An average json file is output in the “.lighthouseci-html” directory each time the tool runs. These are read and an html file is generated each time, so the number of result graphs continues to increase. This functions as a history of results. To reset everything, simply delete the “.lighthouseci-html” directory.
Going forward
Using Perf Local Check Tool still doesn’t quite deliver a sense of immediate gratification that you have succeeded in improving a given metric in some way. However, I think I know what’s missing from the picture.
Generally speaking, we aim for the Green score that Web Vitals indicates (the ideal general score). However, this involves a lot of factors, so there are cases where we aren’t sure whether the score is immediately attainable.
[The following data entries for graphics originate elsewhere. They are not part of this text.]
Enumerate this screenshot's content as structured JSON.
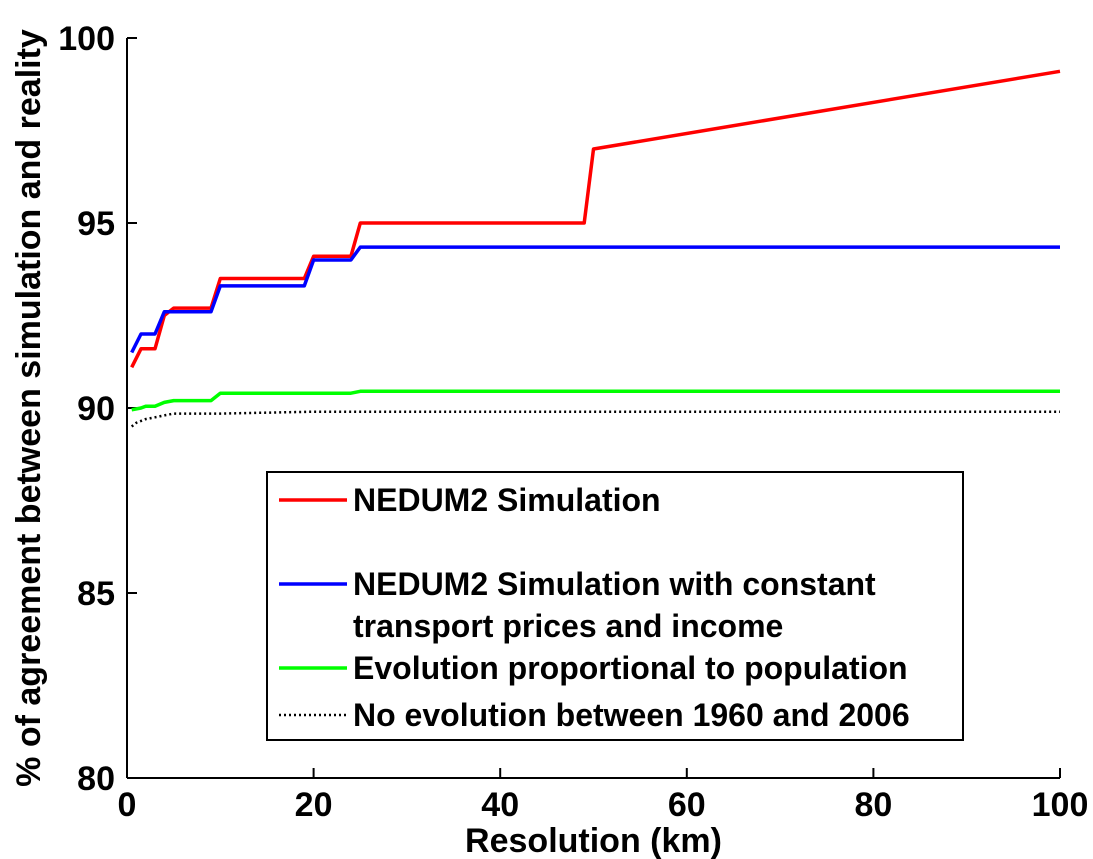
{
  "chart_data": {
    "type": "line",
    "xlabel": "Resolution (km)",
    "ylabel": "% of agreement between simulation and reality",
    "xlim": [
      0,
      100
    ],
    "ylim": [
      80,
      100
    ],
    "xticks": [
      0,
      20,
      40,
      60,
      80,
      100
    ],
    "yticks": [
      80,
      85,
      90,
      95,
      100
    ],
    "grid": false,
    "legend_position": "bottom-right",
    "series": [
      {
        "name": "NEDUM2 Simulation",
        "color": "#ff0000",
        "style": "solid",
        "x": [
          0.5,
          1.5,
          2.0,
          3.0,
          4.0,
          5.0,
          9.0,
          10.0,
          19.0,
          20.0,
          24.0,
          25.0,
          49.0,
          50.0,
          100.0
        ],
        "y": [
          91.1,
          91.6,
          91.6,
          91.6,
          92.5,
          92.7,
          92.7,
          93.5,
          93.5,
          94.1,
          94.1,
          95.0,
          95.0,
          97.0,
          99.1
        ]
      },
      {
        "name": "NEDUM2 Simulation with constant transport prices and income",
        "color": "#0000ff",
        "style": "solid",
        "x": [
          0.5,
          1.5,
          2.0,
          3.0,
          4.0,
          5.0,
          9.0,
          10.0,
          19.0,
          20.0,
          24.0,
          25.0,
          100.0
        ],
        "y": [
          91.5,
          92.0,
          92.0,
          92.0,
          92.6,
          92.6,
          92.6,
          93.3,
          93.3,
          94.0,
          94.0,
          94.35,
          94.35
        ]
      },
      {
        "name": "Evolution proportional to population",
        "color": "#00ff00",
        "style": "solid",
        "x": [
          0.5,
          1.5,
          2.0,
          3.0,
          4.0,
          5.0,
          9.0,
          10.0,
          19.0,
          20.0,
          24.0,
          25.0,
          100.0
        ],
        "y": [
          89.95,
          90.0,
          90.05,
          90.05,
          90.15,
          90.2,
          90.2,
          90.4,
          90.4,
          90.4,
          90.4,
          90.45,
          90.45
        ]
      },
      {
        "name": "No evolution between 1960 and 2006",
        "color": "#000000",
        "style": "dotted",
        "x": [
          0.5,
          1.0,
          2.0,
          3.0,
          4.0,
          5.0,
          10.0,
          20.0,
          25.0,
          100.0
        ],
        "y": [
          89.5,
          89.6,
          89.7,
          89.75,
          89.8,
          89.85,
          89.85,
          89.9,
          89.9,
          89.9
        ]
      }
    ],
    "legend_entries": [
      [
        "NEDUM2 Simulation"
      ],
      [
        "NEDUM2 Simulation with constant",
        "transport prices and income"
      ],
      [
        "Evolution proportional to population"
      ],
      [
        "No evolution between 1960 and 2006"
      ]
    ]
  }
}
Instead of blindly aiming for a Green score, another option would be to set a more achievable goal. For example, if you delete the entire body of the page and still only get 40 points, you might set as your goal reaching 40 points without deleting the body.
I think the html files will be very useful in clearly indicating to other team members what you’ve tried, such as by indicating the current score for a page and explaining which metric you are trying to improve or what changes you are trying to make.
I hope other teams will use this tool, and I would like to eventually release it as an OSS once we have broken it in as a performance improvement tool.
I will continue to make improvements so that we can improve frontend performance at Merpay, at a low cost. Thank you for reading!